Once again I will say that I am not providing detailed canning instructions. Any reliable book on canning should have good solid instructions for people new to canning. But, even though I have been canning for years, I always have a book nearby to double check the canning times and pressure.
Dried beans must be canned in a pressure canner, so this is not a beginner canning project. Get all of your equipment together in your impeccably clean kitchen. Prepare your jars, canning liquid, lids, and canner in advance. You should be getting a canning facial now because of the steam.
Ready To Can
I followed the directions in my "Putting Food By" book: soaked the beans overnight, put 3/4 cup of beans in each jar, covered with water or broth to 1/2 inch headspace, processed at 10 pounds pressure for 75 minutes. These instructions are for quart jars. If I had added meat broth or ham/bacon it would need to be processed for 90 minutes.
Rockin' and Rollin'
I can't show you a jar of the beans I canned today because I always leave the canner untouched until the next day to allow all pressure to be relieved and allow for complete cooling. This prevents seal failures and steam burns.
You'll notice I am canning using a flat, glass topped stove top. Many people recommend against this, but I have never had a problem. BUT, I will never buy this type of stove top again. I don't like the way it has aged and it's not very versatile. Plus it costs a fortune to replace the glass top should it crack.

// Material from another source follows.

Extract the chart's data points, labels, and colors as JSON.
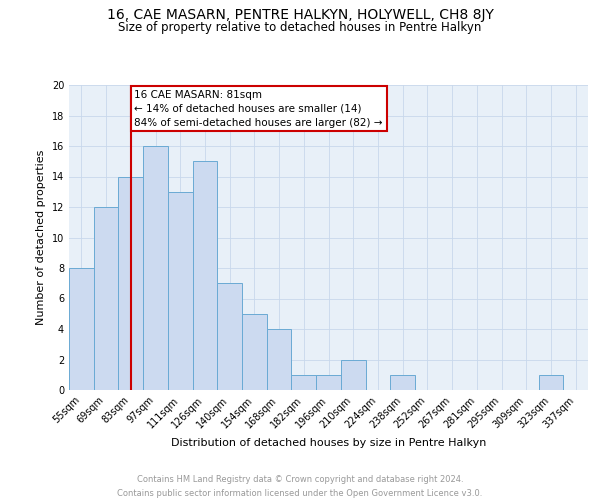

I own two pressure canners, an All American and a Presto. The All American does not require rubber gaskets, so will be perfect for preserving foods in an environment where replacement parts are not available. The Presto does use rubber gaskets, but it is much lighter and perfect for people that can't lift heavy weights. Both will last forever with care.
Beans Canned Last Year
Why buy convenience foods when you can make your own and know exactly what you are feeding your family? It's all about frugal living and love.